FSA is to blame for claims firms’ success

Jon Cudby

The refusal to enforce a long stop has only exacerbated the problem and there is still money to be made from advisers, as evidenced by claims manager Rebus finding a buyer for its book of claims against IFAs earlier this year.

For so long the balance has been so skewed towards those claiming that there is no concept of a fair hearing, or justice being served. The odds are so stacked in favour of claimants that companies that syphon off just a percentage of any winnings can afford to employ an entire call centre to ring the general public at hourly intervals to discuss a car crash they haven’t had.

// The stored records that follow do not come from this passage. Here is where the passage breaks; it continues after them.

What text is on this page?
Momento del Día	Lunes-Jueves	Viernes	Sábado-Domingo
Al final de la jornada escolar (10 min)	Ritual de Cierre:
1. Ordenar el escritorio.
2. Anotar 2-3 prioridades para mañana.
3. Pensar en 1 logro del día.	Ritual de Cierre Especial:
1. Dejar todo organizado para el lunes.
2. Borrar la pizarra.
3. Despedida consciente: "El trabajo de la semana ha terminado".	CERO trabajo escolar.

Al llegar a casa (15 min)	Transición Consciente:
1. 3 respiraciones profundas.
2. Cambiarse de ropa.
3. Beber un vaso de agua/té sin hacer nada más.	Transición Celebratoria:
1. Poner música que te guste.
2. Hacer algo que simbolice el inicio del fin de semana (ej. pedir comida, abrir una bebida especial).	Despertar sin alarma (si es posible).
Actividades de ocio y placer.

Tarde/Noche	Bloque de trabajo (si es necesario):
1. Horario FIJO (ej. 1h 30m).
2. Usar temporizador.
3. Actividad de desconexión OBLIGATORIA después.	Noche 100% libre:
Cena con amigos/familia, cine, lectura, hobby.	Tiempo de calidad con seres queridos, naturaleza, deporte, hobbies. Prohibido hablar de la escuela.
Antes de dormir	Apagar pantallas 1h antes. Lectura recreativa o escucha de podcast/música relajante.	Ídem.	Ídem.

Article continues after advert

I can not call these companies or their representatives liars, but I was receiving calls assuring me I had been in a car crash and was entitled to compensation long before I had even passed my driving test. That should speak for the levels of honesty involved.

It is undeniable that mis-selling has occurred in PPI as much as endowment mortgages, and those affected should be compensated in full, without having to pay up to 25 per cent to a firm that has done little more than fill in some forms on their behalf.

Mis-selling is a terrible thing, but it was a terrible thing 20 years ago and the claims companies that have been allowed to spring up around it are a direct result of a regulatory failure to properly oversee the complaints and claims procedure then.

Regulation of the parasitic industry that has now attached itself to PPI is overdue and welcome. But if the regulator had acted properly years ago, these companies might not have been able to become so big in the first place.